Nelas, legitima-se desde o casamento forçado de crianças de 10 anos até a morte por apedrejamento de homossexuais ou de mulheres adúlteras. Os frequentadores são instigados a matar os infiéis. Acabam se radicalizando, alguns matando.

Mila, uma estudante adolescente de 16 anos, viu sua vida virar de cabeça para baixo no dia 18 de janeiro, quando publicou um vídeo criticando o islã para se defender do ataque homofóbico de um rapaz muçulmano, que a chamou de “lésbica asquerosa”.

Seguiu-se então uma das maiores ondas de mensagens insultantes jamais vista na história da internet na França.

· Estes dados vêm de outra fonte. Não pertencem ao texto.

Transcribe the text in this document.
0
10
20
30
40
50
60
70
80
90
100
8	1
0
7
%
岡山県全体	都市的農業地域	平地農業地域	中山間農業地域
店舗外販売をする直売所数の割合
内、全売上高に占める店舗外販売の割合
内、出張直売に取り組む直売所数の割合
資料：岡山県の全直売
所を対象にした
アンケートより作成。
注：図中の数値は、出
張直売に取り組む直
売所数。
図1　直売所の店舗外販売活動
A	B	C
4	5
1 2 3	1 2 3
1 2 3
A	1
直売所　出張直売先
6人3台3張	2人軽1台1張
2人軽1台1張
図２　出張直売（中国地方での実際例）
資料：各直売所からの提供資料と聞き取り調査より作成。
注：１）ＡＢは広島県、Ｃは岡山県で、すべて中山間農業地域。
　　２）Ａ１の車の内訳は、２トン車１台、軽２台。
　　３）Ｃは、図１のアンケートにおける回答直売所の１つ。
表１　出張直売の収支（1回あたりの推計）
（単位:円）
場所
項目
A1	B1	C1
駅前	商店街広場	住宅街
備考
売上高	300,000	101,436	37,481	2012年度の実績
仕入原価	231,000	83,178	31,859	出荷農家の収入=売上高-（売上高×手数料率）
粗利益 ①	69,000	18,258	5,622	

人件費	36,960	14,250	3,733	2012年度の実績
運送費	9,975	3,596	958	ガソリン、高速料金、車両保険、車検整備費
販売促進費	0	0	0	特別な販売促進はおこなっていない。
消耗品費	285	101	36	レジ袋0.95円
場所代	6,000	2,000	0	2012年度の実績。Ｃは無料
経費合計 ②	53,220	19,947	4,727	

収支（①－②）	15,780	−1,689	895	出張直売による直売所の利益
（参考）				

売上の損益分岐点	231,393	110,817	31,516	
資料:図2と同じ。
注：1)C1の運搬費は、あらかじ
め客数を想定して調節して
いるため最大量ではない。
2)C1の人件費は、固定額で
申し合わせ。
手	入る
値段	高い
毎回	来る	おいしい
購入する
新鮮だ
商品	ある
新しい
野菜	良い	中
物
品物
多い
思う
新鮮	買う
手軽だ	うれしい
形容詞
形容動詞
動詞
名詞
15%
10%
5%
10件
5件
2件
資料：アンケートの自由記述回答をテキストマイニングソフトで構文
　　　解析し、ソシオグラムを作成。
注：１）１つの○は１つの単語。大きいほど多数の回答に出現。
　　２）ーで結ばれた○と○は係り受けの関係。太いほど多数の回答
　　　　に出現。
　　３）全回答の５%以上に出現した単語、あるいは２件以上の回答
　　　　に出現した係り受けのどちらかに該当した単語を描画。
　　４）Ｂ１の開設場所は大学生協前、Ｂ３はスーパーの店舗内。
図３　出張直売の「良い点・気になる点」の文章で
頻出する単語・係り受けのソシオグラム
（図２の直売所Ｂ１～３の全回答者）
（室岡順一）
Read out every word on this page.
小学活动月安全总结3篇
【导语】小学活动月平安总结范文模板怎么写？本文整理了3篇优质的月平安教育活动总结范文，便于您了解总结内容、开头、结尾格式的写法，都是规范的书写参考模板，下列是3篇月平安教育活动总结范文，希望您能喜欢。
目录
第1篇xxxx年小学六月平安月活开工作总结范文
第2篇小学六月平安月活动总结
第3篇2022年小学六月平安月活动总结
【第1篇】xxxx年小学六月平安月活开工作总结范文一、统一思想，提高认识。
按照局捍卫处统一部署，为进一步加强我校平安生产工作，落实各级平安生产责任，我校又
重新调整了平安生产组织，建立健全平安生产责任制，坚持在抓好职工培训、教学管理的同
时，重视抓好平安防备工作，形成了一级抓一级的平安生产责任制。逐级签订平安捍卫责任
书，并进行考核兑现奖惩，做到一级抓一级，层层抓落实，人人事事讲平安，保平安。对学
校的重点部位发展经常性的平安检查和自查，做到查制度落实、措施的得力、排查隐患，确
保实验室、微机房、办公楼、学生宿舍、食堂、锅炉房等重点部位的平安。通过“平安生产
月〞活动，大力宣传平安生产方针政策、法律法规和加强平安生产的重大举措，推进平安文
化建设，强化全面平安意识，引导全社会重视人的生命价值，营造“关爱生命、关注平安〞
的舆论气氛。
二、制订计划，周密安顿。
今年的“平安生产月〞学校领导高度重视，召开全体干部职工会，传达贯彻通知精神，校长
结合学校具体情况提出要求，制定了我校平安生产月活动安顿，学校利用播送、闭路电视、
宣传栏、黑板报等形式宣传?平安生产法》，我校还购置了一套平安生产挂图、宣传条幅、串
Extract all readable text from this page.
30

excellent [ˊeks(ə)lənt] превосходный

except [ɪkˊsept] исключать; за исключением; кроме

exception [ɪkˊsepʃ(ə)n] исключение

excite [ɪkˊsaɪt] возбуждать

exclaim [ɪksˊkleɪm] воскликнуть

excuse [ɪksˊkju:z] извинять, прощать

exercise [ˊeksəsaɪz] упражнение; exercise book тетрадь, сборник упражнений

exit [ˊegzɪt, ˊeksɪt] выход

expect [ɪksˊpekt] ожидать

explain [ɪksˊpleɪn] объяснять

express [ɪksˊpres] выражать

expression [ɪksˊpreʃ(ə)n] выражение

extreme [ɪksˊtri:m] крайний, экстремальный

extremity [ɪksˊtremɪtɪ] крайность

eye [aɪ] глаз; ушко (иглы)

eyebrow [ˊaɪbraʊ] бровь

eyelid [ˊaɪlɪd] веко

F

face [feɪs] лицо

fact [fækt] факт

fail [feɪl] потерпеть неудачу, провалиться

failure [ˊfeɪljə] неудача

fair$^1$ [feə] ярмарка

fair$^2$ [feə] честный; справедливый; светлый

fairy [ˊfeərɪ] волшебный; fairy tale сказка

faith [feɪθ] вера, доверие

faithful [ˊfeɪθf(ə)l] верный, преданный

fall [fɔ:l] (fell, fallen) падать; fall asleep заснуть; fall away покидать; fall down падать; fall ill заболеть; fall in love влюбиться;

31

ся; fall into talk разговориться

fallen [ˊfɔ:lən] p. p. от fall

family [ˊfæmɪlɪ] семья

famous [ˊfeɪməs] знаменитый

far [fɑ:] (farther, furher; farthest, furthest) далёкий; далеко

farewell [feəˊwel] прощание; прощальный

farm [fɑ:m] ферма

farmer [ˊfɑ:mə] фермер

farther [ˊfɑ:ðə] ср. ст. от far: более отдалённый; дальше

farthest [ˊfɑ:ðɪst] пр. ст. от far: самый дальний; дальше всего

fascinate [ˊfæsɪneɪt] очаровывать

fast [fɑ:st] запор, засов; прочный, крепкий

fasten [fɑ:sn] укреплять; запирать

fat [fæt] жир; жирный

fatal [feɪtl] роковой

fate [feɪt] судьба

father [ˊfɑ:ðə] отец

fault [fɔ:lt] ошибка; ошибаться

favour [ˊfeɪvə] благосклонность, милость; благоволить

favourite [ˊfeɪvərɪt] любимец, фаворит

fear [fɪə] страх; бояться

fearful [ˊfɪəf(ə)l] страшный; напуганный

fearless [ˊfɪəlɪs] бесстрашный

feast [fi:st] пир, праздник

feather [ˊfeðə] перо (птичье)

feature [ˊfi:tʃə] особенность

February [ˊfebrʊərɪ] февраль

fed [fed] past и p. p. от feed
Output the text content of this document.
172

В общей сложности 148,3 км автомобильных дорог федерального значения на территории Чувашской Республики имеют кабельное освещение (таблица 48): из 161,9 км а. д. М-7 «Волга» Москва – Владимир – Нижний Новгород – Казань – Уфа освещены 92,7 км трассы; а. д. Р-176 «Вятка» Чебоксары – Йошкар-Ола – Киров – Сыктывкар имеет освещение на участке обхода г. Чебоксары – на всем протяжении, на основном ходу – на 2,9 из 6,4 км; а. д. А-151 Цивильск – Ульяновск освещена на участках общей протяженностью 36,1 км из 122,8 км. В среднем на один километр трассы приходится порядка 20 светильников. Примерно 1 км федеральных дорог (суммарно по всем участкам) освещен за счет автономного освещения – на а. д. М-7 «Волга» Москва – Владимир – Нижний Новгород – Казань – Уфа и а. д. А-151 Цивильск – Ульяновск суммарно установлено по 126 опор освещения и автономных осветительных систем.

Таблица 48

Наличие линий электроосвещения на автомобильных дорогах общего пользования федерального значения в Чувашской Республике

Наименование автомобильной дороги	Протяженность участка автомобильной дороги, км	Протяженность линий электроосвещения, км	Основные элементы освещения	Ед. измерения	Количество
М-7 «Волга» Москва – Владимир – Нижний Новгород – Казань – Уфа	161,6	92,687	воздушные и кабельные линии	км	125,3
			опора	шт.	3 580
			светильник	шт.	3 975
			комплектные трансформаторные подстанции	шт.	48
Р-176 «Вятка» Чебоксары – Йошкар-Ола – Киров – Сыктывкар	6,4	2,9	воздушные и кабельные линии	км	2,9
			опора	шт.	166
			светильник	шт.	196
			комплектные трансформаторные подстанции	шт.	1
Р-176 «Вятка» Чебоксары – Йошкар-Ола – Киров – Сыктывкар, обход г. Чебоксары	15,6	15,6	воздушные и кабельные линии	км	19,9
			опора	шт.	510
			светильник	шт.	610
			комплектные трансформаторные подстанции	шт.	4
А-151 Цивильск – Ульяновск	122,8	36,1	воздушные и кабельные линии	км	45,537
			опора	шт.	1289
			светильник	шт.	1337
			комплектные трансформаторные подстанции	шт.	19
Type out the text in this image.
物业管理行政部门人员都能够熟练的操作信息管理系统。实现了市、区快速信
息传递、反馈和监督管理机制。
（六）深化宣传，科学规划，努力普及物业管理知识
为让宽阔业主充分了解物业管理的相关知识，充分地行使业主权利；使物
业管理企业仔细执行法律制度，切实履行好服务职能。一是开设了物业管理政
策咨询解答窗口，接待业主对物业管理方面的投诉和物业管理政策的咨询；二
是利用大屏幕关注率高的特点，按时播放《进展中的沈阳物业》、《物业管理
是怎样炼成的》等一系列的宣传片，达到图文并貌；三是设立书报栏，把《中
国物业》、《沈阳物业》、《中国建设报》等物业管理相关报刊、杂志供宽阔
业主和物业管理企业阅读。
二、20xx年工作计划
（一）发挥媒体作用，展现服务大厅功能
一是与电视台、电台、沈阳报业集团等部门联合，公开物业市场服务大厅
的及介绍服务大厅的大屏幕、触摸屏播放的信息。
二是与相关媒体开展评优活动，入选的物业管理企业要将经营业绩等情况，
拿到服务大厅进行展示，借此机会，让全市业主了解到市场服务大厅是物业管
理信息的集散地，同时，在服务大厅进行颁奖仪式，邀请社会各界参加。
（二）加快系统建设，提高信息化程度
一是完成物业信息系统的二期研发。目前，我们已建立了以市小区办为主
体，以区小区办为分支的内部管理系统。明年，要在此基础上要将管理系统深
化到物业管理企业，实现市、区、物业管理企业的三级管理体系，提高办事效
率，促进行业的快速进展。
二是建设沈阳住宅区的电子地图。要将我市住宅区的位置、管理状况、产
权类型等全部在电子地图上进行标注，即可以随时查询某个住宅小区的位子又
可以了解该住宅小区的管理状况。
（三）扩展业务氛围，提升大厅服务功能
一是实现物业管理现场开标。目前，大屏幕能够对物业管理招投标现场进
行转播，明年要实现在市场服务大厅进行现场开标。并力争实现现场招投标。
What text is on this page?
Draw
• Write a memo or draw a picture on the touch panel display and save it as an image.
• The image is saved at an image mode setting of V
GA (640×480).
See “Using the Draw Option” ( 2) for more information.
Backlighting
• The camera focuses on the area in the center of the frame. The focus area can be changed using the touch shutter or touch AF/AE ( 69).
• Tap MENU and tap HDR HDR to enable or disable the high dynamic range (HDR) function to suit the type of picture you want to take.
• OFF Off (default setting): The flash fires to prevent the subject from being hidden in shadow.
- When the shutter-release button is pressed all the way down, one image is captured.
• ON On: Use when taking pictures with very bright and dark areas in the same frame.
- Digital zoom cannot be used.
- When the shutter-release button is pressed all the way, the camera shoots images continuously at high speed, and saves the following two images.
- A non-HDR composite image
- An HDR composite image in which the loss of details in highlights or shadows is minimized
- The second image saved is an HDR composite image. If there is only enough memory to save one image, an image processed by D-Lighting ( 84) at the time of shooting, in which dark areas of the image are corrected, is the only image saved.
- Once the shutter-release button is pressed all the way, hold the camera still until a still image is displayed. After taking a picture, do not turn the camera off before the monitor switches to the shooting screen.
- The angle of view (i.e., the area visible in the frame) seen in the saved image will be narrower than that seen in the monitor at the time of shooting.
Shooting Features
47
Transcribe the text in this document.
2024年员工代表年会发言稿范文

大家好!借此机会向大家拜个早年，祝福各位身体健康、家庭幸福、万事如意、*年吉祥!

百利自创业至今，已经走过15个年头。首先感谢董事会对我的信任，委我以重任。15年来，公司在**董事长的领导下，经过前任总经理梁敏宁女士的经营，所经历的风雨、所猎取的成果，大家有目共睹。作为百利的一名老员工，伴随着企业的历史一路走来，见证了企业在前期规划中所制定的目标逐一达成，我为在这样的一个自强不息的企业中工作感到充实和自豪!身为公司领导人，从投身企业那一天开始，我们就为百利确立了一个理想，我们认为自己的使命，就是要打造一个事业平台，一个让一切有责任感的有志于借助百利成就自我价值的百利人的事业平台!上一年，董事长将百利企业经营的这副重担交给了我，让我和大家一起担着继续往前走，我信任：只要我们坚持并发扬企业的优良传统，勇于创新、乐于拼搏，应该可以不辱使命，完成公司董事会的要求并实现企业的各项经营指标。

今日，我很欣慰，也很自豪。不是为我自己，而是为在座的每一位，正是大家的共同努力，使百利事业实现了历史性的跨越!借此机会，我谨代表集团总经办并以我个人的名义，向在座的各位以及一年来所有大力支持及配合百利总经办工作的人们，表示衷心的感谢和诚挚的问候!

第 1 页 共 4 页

Foram cerca de duzentas por minuto nos dias que se seguiram.

Desde então Mila recebe ameaças de morte diárias, já foram mais de 35 mil, está sob proteção policial e foi obrigada a deixar de frequentar a escola.

Contra sua vontade, Mila tornou-se um ícone do partido  xenófobo Rassemblement pour la République, de Marine Le Pen, que defende a expulsão de todos os estrangeiros.

Para a divulgação das mensagens hediondas, nada melhor que as redes sociais divulgadoras do ódio, islamita como neofascista.

Face a esse quadro, alguns politólogos europeus não hesitam em falar em guerra de civilizações, enquanto outros veem aí uma guerra de religião.

Estamos diante de uma cruzada em que o futuro da democracia e dos direitos humanos está em risco. Se os governos não adotarem uma atitude firme de combate a todas as discriminações, a todos os fundamentalismos – islamita, judaico, cristão – dentro das regras de respeito ao Estado de Direito, a extrema-direita ocupará o espaço.

O tempo é agora, se já não for tarde demais.  A pandemia abre uma janela de oportunidade, que se não for aproveitada fará com que a saída do confinamento marque a vitória do populismo fascista e transforme o velho mundo iluminista na antessala do inferno dantesco.

abandonarmos nossos valores, expressos na Declaração Universal dos Direitos Humanos, estaremos dando razão aos integristas de todas as religiões e ideologias.